Supporters argue that people can’t survive on $7.25 an hour, and they’re right. But here’s the counterpoint – almost no one actually does. Only about 1% of the workforce earns the federal minimum, and many of those are young, part-time workers who don’t depend on that wage to support a family.

Some argue that businesses can just raise prices to cover higher wages. This ignores economic realities. Consumers are sensitive to costs. Raise menu prices too much, and diners will cut back. For low-margin businesses like restaurants, higher wages often result in fewer staff or a “closed” sign on the door.

Finally, advocates rely on moral arguments. Isn’t it fair that everyone earns a “living wage”? But good intentions don’t override economic laws. Why not raise the minimum wage to $25, $50, or even $100 an hour? Eventually, even supporters of a higher minimum wage will stumble over this absurdity.

If the true goal is to help families in need, maybe the government could reduce its deficit spending since it fuels inflation, a hidden tax that particularly hurts lower-income families.

We should learn from history. Wage and price controls have been tried before, especially in the 1970s, and they have consistently failed. Do you remember the gas lines caused by President Nixon’s price controls on gasoline?

Artificial ceilings and floors distort supply and demand, cause shortages, and drive inflation. The minimum wage is just a modern version of the same failed experiment, leading to scarcity instead of prosperity.

A zero minimum wage doesn’t mean workers earn nothing. It allows the market to set pay based on skills, productivity, and demand. Entry-level positions would still be available. Workers can gain experience and improve their economic standing. For those still facing hardship, society could offer direct, focused support instead of harmful mandates.

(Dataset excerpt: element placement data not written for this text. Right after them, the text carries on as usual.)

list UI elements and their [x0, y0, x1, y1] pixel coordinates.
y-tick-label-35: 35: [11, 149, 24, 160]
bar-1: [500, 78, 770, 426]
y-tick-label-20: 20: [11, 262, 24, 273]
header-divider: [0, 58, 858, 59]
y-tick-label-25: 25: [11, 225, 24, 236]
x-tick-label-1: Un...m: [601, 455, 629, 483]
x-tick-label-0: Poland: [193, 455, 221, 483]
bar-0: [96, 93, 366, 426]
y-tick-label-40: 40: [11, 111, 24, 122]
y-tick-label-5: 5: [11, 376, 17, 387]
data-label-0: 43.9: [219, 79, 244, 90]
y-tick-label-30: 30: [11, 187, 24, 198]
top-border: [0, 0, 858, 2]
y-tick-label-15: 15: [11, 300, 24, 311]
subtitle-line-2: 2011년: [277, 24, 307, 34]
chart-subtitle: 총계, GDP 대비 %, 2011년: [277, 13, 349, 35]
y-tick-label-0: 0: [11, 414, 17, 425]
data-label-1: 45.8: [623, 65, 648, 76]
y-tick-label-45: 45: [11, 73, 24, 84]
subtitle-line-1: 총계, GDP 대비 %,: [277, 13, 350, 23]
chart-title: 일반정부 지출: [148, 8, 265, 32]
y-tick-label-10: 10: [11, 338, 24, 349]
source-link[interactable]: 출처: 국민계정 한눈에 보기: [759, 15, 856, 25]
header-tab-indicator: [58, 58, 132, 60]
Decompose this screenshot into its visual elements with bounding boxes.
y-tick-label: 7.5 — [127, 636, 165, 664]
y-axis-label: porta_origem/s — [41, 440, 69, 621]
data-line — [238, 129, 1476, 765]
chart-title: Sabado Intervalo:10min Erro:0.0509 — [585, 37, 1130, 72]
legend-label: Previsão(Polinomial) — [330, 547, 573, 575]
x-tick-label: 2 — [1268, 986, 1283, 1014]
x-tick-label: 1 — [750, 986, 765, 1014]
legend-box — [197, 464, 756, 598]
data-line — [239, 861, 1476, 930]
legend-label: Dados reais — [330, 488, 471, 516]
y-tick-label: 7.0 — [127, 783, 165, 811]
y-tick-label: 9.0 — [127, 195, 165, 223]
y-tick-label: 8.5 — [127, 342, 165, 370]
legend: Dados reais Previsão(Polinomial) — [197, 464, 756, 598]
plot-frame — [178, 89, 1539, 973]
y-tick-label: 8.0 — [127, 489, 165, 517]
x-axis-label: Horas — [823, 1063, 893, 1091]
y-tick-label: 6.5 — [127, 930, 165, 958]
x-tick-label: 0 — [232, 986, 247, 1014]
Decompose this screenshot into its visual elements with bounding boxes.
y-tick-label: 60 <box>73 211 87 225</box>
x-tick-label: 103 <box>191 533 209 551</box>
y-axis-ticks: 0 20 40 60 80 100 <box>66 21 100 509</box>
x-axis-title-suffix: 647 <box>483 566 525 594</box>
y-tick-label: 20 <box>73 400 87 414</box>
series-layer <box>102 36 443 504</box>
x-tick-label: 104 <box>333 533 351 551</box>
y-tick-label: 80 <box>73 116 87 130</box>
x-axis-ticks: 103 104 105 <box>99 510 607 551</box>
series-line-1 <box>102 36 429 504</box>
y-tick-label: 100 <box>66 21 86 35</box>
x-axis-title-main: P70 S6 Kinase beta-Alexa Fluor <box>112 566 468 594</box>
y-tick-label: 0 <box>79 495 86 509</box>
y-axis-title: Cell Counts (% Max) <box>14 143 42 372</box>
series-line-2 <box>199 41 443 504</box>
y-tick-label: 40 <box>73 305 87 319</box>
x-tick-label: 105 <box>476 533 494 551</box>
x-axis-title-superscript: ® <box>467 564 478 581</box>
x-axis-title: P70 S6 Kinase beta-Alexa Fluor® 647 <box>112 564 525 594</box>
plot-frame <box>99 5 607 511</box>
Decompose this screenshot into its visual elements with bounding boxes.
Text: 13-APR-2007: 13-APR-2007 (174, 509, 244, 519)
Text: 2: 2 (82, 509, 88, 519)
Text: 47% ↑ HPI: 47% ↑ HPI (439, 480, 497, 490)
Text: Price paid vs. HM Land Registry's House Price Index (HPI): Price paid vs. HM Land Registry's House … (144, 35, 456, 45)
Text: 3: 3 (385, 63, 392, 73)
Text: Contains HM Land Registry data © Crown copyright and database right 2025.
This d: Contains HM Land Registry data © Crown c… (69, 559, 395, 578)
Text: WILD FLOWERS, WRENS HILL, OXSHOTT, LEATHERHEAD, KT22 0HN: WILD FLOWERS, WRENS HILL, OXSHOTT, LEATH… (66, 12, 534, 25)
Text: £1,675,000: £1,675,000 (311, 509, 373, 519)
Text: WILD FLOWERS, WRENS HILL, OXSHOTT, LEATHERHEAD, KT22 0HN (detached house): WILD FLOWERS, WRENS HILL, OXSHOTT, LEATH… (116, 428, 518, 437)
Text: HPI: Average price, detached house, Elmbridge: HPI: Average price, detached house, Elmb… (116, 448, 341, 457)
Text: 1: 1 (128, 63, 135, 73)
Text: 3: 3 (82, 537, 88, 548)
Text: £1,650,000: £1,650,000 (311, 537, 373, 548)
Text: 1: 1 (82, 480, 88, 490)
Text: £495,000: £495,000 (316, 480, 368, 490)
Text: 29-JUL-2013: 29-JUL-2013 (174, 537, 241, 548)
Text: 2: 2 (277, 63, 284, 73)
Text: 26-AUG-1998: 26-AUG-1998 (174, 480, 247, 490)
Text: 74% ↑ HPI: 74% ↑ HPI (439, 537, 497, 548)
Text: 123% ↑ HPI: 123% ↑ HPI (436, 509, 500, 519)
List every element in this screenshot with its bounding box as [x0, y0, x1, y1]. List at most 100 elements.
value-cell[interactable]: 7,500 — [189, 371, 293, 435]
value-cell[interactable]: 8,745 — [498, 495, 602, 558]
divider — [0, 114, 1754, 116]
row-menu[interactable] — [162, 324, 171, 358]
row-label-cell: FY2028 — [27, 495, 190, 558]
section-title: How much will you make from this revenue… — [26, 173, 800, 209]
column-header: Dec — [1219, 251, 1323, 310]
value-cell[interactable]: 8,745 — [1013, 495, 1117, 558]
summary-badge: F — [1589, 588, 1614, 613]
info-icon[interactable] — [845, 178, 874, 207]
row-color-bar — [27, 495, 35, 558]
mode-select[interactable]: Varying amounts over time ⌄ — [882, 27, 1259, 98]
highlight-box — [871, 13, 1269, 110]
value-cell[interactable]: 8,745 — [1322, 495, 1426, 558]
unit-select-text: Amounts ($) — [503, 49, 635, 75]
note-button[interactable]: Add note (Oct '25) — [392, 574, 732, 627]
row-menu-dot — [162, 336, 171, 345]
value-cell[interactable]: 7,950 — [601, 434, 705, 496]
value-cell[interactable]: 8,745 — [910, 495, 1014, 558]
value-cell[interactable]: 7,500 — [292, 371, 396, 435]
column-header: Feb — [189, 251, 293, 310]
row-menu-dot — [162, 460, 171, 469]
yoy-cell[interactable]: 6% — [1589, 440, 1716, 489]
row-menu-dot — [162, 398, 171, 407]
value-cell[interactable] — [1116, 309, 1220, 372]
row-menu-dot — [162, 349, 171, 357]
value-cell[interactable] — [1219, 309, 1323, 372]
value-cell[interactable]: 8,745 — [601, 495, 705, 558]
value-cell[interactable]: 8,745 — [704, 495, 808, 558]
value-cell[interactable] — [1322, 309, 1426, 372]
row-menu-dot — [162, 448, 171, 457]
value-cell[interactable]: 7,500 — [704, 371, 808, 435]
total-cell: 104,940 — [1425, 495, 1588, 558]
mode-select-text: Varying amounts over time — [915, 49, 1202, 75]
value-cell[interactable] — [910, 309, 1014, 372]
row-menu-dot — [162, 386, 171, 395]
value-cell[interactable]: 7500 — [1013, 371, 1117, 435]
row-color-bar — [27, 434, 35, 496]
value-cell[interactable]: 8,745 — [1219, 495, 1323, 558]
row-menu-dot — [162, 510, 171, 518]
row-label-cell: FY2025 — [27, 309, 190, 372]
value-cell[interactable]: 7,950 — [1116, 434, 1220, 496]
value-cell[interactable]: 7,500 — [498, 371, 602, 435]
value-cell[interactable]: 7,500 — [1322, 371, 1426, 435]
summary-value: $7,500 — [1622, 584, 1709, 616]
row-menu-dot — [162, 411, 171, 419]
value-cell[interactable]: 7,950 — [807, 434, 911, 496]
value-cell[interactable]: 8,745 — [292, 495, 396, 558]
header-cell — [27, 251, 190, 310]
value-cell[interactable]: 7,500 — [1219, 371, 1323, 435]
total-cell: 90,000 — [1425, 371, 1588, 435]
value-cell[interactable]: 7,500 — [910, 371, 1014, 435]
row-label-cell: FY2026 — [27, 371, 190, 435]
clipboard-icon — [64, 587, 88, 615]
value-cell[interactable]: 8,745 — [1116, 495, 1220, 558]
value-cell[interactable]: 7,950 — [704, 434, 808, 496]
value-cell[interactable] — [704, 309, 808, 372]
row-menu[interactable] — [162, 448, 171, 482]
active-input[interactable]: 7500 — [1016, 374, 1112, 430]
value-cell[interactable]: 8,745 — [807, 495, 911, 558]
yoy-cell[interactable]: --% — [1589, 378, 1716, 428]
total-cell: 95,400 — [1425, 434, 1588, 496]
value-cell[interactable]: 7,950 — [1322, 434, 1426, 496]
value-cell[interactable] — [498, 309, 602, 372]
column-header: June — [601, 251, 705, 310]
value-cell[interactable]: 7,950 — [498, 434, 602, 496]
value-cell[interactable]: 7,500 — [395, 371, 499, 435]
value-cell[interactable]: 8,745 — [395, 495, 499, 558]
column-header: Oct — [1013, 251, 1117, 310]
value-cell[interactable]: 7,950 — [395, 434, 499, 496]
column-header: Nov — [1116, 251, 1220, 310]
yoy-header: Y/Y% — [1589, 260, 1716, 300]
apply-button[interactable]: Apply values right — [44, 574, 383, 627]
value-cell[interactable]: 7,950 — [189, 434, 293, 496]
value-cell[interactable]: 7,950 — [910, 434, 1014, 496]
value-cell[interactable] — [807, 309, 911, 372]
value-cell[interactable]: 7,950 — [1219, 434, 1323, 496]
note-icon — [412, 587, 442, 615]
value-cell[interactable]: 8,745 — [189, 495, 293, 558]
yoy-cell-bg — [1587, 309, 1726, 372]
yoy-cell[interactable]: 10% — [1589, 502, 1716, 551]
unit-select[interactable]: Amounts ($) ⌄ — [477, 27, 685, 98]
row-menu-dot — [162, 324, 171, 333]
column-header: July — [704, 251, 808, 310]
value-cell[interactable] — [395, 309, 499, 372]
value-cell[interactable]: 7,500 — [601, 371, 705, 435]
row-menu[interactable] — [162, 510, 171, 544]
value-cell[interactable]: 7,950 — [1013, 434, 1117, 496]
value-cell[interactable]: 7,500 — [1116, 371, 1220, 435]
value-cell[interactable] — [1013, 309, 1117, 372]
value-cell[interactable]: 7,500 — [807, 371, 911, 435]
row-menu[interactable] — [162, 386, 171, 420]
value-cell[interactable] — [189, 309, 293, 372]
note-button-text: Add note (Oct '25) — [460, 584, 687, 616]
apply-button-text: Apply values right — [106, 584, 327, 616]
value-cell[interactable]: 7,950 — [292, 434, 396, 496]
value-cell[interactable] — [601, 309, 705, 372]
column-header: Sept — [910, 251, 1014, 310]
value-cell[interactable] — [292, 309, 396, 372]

The Rasmussen Reports poll shows compassion. But compassion alone isn’t policy. Mandated wage increases may seem generous, but they decrease opportunities and cause businesses to close. True compassion is ensuring opportunities are available from the start. Reckless government spending erodes such opportunities.

The ideal minimum wage, from an economic perspective, is zero, not because workers are valueless, but because they should have the chance to show their worth. History, economics, and real-world examples all demonstrate that wage and price controls don't work. Markets, on the other hand, do.

Brian C. Joondeph, M.D., is a physician and writer.